Skocz do zawartości




* * * * * 2 głosy

Pomiar ciśnienia sprężania (kompresji) - na ciepło czy na zimno?



25 odpowiedzi w tym temacie

#1 Offline   XM


  • Postów: 2 650
  • Na forum od: 24 lis 2009
  • Miejscowość: Puławy
  • Mercedes:W201 2.0D - OM601
  • Rocznik:1989
  • Nadwozie:sedan
  • Skrzynia biegów:manualna 5
  • Opcja:brak
  • Alternatywne paliwo:brak

Napisano 08 października 2013 - 21:00

Czy ma ktoś doświadczalną albo "akademicką" wiedzę, w jakich warunkach powinno badać się kompresję silnika?

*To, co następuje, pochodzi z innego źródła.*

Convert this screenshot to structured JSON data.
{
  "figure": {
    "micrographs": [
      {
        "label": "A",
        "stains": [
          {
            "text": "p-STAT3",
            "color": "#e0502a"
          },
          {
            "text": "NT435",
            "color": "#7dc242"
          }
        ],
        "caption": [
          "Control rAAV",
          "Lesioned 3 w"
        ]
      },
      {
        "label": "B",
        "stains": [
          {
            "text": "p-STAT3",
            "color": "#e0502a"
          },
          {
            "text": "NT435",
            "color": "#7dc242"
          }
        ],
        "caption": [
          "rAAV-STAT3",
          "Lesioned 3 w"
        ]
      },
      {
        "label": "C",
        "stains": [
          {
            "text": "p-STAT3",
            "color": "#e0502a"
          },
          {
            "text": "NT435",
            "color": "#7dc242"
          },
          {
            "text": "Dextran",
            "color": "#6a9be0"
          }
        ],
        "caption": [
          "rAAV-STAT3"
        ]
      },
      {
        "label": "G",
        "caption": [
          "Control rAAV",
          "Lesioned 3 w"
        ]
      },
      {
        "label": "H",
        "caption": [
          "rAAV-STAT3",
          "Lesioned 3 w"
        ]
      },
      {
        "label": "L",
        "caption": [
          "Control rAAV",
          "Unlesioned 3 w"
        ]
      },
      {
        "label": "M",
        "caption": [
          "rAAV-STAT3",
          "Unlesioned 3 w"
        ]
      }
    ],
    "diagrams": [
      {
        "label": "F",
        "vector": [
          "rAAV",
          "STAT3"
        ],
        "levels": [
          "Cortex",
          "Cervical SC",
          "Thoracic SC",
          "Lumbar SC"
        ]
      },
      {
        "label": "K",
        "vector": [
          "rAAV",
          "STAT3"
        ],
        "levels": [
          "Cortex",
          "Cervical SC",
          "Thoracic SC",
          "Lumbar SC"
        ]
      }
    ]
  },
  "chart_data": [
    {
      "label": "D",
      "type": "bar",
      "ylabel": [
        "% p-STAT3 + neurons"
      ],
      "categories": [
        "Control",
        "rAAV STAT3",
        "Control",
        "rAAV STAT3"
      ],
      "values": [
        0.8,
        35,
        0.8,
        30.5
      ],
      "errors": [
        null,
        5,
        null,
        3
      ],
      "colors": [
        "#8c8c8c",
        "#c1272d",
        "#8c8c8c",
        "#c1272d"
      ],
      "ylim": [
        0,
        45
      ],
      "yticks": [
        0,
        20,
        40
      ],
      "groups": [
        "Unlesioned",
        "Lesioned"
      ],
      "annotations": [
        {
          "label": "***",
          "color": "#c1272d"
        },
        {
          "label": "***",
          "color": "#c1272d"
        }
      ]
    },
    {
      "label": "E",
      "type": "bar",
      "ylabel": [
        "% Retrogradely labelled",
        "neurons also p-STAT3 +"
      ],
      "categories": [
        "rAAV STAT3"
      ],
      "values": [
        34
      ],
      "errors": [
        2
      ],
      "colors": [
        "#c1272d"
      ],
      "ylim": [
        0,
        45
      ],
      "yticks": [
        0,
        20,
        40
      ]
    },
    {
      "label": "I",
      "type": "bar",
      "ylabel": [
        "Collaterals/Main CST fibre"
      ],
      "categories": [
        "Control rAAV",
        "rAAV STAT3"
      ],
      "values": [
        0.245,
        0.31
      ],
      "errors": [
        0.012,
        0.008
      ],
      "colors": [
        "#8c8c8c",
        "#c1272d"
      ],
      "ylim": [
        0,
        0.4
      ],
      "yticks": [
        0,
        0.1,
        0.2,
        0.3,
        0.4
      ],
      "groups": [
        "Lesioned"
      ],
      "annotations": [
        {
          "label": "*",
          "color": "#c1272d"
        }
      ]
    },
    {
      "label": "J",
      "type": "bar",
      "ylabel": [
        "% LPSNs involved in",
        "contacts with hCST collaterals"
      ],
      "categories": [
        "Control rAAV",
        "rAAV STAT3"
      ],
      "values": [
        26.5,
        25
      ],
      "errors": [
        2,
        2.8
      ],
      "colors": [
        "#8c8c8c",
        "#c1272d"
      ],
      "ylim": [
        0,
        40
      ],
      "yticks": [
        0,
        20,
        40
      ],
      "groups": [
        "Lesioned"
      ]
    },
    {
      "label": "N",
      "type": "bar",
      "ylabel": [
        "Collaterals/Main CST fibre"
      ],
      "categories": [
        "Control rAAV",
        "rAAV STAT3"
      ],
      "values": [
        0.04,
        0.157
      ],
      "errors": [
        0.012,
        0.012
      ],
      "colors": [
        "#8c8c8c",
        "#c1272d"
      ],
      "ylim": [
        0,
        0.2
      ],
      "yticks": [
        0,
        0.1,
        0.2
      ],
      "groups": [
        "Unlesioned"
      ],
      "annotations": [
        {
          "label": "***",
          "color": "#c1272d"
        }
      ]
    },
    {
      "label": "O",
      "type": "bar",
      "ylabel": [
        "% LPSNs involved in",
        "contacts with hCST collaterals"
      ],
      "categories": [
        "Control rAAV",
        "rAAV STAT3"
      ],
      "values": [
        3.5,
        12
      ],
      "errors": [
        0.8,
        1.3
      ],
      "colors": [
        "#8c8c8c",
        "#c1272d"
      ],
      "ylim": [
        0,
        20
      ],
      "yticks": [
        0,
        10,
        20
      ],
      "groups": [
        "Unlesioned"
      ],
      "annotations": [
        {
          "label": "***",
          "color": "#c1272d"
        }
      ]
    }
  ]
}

Jedni mówią, że na zimno, inni że przy temperaturze roboczej. Każda strona próbuje jakoś to uzasadnić, na dodatek całkiem sensownie. Praktycznie każdy zgodnie mówi, że na ciepło zawsze wychodzi wyższa (jeśli to prawda, to czy ktoś sprawdzał o ile?). Ale jaka metoda pomiaru jest poprawna, jak sprawdzali w fabryce? Może ktoś to namierzył w oryginalnej serwisówce?

zwolennicy "na ciepło":
- bo parametry silnika powinno mierzyć się gdy osiągnie ustalone warunki pracy, czyli dopiero w temp. roboczej

zwolennicy "na zimno":
- bo przecież kompresja musi być dobra już przy odpale, czyli gdy jest zimny
- bo na ciepło, to zawsze wychodzi dobra, bo rozszerzalność metalu i lepsze doszczelnienie przez olej
- bo po rozgrzaniu, to nawet pęknięta głowica wyda się dobra

Spotkałem jeszcze trzecią szkołę: "diesle na zimno, benzyny na ciepło". Też brzmi niegłupio. Proszę o Wasze opinie. Co do samego przeprowadzania pomiaru, to wiem z grubsza o co biega, wiem co określa wynik próby olejowej itp. Tylko z tą temperaturą, to nie jestem pewien.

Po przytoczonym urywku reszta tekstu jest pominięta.